The impact with the water threw them all to the ends of their tethers. Grim’s snapped, but he was an adept swimmer and trod water while he checked to see if any of the others needed help.
Only Adelaide remained on the raft. Nickie checked on her first, then swam back and hauled herself in. The others climbed back in, and they paddled to the edge of the pool.
They clambered onto the sandy shore and shook off what water they could before heading in single file once more toward the base of the volcano.
Rebus Quadrant, Planet Zuifra, Reinek, Base of Volcano
Keen fell toward the back of the group as the air became thinner. They’d climbed the lower slopes of the volcano with ease, and the ledge halfway up th
at John had insisted they aim for was within sight.
As they neared the end of their climb, John strode ahead. “We’ll find the plant growing somewhere in the center chambers, where the soil is rich enough in sulfur for it to grow. All we have to do is get there in one piece.”
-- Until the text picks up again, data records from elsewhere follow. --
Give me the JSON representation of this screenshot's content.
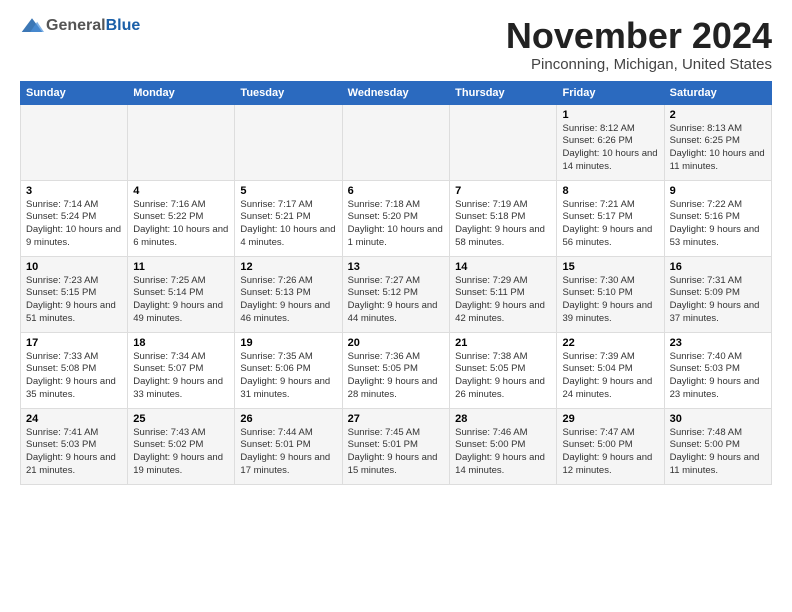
{
  "header": {
    "logo_general": "General",
    "logo_blue": "Blue",
    "month_title": "November 2024",
    "location": "Pinconning, Michigan, United States"
  },
  "weekdays": [
    "Sunday",
    "Monday",
    "Tuesday",
    "Wednesday",
    "Thursday",
    "Friday",
    "Saturday"
  ],
  "weeks": [
    [
      {
        "day": "",
        "info": ""
      },
      {
        "day": "",
        "info": ""
      },
      {
        "day": "",
        "info": ""
      },
      {
        "day": "",
        "info": ""
      },
      {
        "day": "",
        "info": ""
      },
      {
        "day": "1",
        "info": "Sunrise: 8:12 AM\nSunset: 6:26 PM\nDaylight: 10 hours and 14 minutes."
      },
      {
        "day": "2",
        "info": "Sunrise: 8:13 AM\nSunset: 6:25 PM\nDaylight: 10 hours and 11 minutes."
      }
    ],
    [
      {
        "day": "3",
        "info": "Sunrise: 7:14 AM\nSunset: 5:24 PM\nDaylight: 10 hours and 9 minutes."
      },
      {
        "day": "4",
        "info": "Sunrise: 7:16 AM\nSunset: 5:22 PM\nDaylight: 10 hours and 6 minutes."
      },
      {
        "day": "5",
        "info": "Sunrise: 7:17 AM\nSunset: 5:21 PM\nDaylight: 10 hours and 4 minutes."
      },
      {
        "day": "6",
        "info": "Sunrise: 7:18 AM\nSunset: 5:20 PM\nDaylight: 10 hours and 1 minute."
      },
      {
        "day": "7",
        "info": "Sunrise: 7:19 AM\nSunset: 5:18 PM\nDaylight: 9 hours and 58 minutes."
      },
      {
        "day": "8",
        "info": "Sunrise: 7:21 AM\nSunset: 5:17 PM\nDaylight: 9 hours and 56 minutes."
      },
      {
        "day": "9",
        "info": "Sunrise: 7:22 AM\nSunset: 5:16 PM\nDaylight: 9 hours and 53 minutes."
      }
    ],
    [
      {
        "day": "10",
        "info": "Sunrise: 7:23 AM\nSunset: 5:15 PM\nDaylight: 9 hours and 51 minutes."
      },
      {
        "day": "11",
        "info": "Sunrise: 7:25 AM\nSunset: 5:14 PM\nDaylight: 9 hours and 49 minutes."
      },
      {
        "day": "12",
        "info": "Sunrise: 7:26 AM\nSunset: 5:13 PM\nDaylight: 9 hours and 46 minutes."
      },
      {
        "day": "13",
        "info": "Sunrise: 7:27 AM\nSunset: 5:12 PM\nDaylight: 9 hours and 44 minutes."
      },
      {
        "day": "14",
        "info": "Sunrise: 7:29 AM\nSunset: 5:11 PM\nDaylight: 9 hours and 42 minutes."
      },
      {
        "day": "15",
        "info": "Sunrise: 7:30 AM\nSunset: 5:10 PM\nDaylight: 9 hours and 39 minutes."
      },
      {
        "day": "16",
        "info": "Sunrise: 7:31 AM\nSunset: 5:09 PM\nDaylight: 9 hours and 37 minutes."
      }
    ],
    [
      {
        "day": "17",
        "info": "Sunrise: 7:33 AM\nSunset: 5:08 PM\nDaylight: 9 hours and 35 minutes."
      },
      {
        "day": "18",
        "info": "Sunrise: 7:34 AM\nSunset: 5:07 PM\nDaylight: 9 hours and 33 minutes."
      },
      {
        "day": "19",
        "info": "Sunrise: 7:35 AM\nSunset: 5:06 PM\nDaylight: 9 hours and 31 minutes."
      },
      {
        "day": "20",
        "info": "Sunrise: 7:36 AM\nSunset: 5:05 PM\nDaylight: 9 hours and 28 minutes."
      },
      {
        "day": "21",
        "info": "Sunrise: 7:38 AM\nSunset: 5:05 PM\nDaylight: 9 hours and 26 minutes."
      },
      {
        "day": "22",
        "info": "Sunrise: 7:39 AM\nSunset: 5:04 PM\nDaylight: 9 hours and 24 minutes."
      },
      {
        "day": "23",
        "info": "Sunrise: 7:40 AM\nSunset: 5:03 PM\nDaylight: 9 hours and 23 minutes."
      }
    ],
    [
      {
        "day": "24",
        "info": "Sunrise: 7:41 AM\nSunset: 5:03 PM\nDaylight: 9 hours and 21 minutes."
      },
      {
        "day": "25",
        "info": "Sunrise: 7:43 AM\nSunset: 5:02 PM\nDaylight: 9 hours and 19 minutes."
      },
      {
        "day": "26",
        "info": "Sunrise: 7:44 AM\nSunset: 5:01 PM\nDaylight: 9 hours and 17 minutes."
      },
      {
        "day": "27",
        "info": "Sunrise: 7:45 AM\nSunset: 5:01 PM\nDaylight: 9 hours and 15 minutes."
      },
      {
        "day": "28",
        "info": "Sunrise: 7:46 AM\nSunset: 5:00 PM\nDaylight: 9 hours and 14 minutes."
      },
      {
        "day": "29",
        "info": "Sunrise: 7:47 AM\nSunset: 5:00 PM\nDaylight: 9 hours and 12 minutes."
      },
      {
        "day": "30",
        "info": "Sunrise: 7:48 AM\nSunset: 5:00 PM\nDaylight: 9 hours and 11 minutes."
      }
    ]
  ]
}
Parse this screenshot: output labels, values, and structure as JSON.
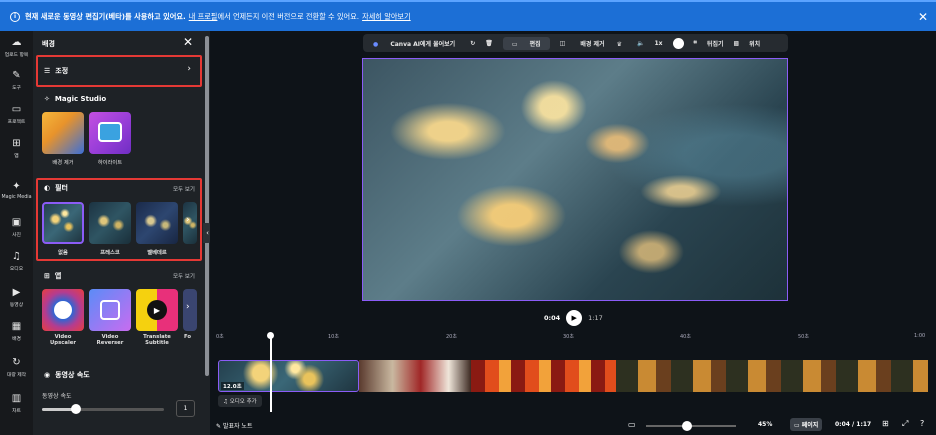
{
  "banner": {
    "icon": "info-icon",
    "text": "현재 새로운 동영상 편집기(베타)를 사용하고 있어요.",
    "link1": "내 프로필",
    "text2": "에서 언제든지 이전 버전으로 전환할 수 있어요.",
    "link2": "자세히 알아보기",
    "close": "✕",
    "color": "#1c6fd6"
  },
  "rail": [
    {
      "label": "업로드 항목",
      "icon": "☁"
    },
    {
      "label": "도구",
      "icon": "✎"
    },
    {
      "label": "프로젝트",
      "icon": "▭"
    },
    {
      "label": "앱",
      "icon": "⊞"
    },
    {
      "label": "Magic Media",
      "icon": "✦"
    },
    {
      "label": "사진",
      "icon": "▣"
    },
    {
      "label": "오디오",
      "icon": "♫"
    },
    {
      "label": "동영상",
      "icon": "▶"
    },
    {
      "label": "배경",
      "icon": "▦"
    },
    {
      "label": "대량 제작",
      "icon": "↻"
    },
    {
      "label": "차트",
      "icon": "▥"
    }
  ],
  "panel": {
    "title": "배경",
    "adjust": "조정",
    "magic_studio": "Magic Studio",
    "magic_items": [
      {
        "label": "배경 제거"
      },
      {
        "label": "하이라이트"
      }
    ],
    "filter": {
      "title": "필터",
      "see_all": "모두 보기",
      "items": [
        "없음",
        "프레스코",
        "벨베데르"
      ]
    },
    "apps": {
      "title": "앱",
      "see_all": "모두 보기",
      "items": [
        {
          "label": "Video\nUpscaler"
        },
        {
          "label": "Video\nReverser"
        },
        {
          "label": "Translate\nSubtitle"
        },
        {
          "label": "Fo"
        }
      ]
    },
    "speed": {
      "title": "동영상 속도",
      "subtitle": "동영상 속도",
      "value": "1",
      "slider_fraction": 0.28
    }
  },
  "toolbar": {
    "ask_canva": "Canva AI에게 물어보기",
    "edit": "편집",
    "bg_remove": "배경 제거",
    "speed": "1x",
    "flip": "뒤집기",
    "position": "위치"
  },
  "player": {
    "current": "0:04",
    "duration": "1:17"
  },
  "ruler": [
    {
      "label": "0초"
    },
    {
      "label": "10초"
    },
    {
      "label": "20초"
    },
    {
      "label": "30초"
    },
    {
      "label": "40초"
    },
    {
      "label": "50초"
    },
    {
      "label": "1:00"
    }
  ],
  "timeline": {
    "clip_length": "12.0초",
    "add_audio": "오디오 추가"
  },
  "bottom": {
    "notes": "발표자 노트",
    "zoom": "45%",
    "zoom_fraction": 0.45,
    "pages": "페이지",
    "time": "0:04 / 1:17"
  }
}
Nickie hauled herself over the ledge and turned to help Adelaide scramble over. “We made it to the tunnel entrance,” she called over the edge.
Adelaide unhooked the rope that attached her to Nickie and went to peer nervously into the dark entrance. “This isn’t the entrance we looked at on the map.”
John made it to the ledge and knelt to help Grim. “There’s a verified route from this entrance. It’s the safer choice.”
Keen puffed as he reached the edge and accepted Grim’s and John’s help to gain the ledge. “Is it supposed to be this hot?” He checked his suit readout and gasped. “That’s pretty damn high!” There was a low, deep rumble beneath their feet, and an explosion of beating wings came from the trees below as the birds took flight in fear. “Is it safe? I can’t see these suits protecting us from much more than the temperature.”
John pulled the hood of his suit up and locked the flexible faceplate in place. “It’s a volcano, Keen. What do you think?” He strode into the tunnel entrance with more than a little swagger in his step.
Nickie wrinkled her nose at the smell of sulfur that hung in the air. “It’s definitely not going to be safe if we waste time talking,” she remarked, pulling her own hood up. She switched on her flashlight and headed into the tunnel after John. “Just be careful, and you won’t get hurt.”
The dank tunnel ahead was lit only by John’s handheld device. Nickie hurried to catch up with him as the others followed with varying amounts of reluctance.
John led them through the labyrinth, ever down toward the center of the volcano. The tunnels were rough and almost impassable in some places. They picked their way through, carefully navigating the frequent rockfalls they came across while they followed the uncertain directions John had compiled.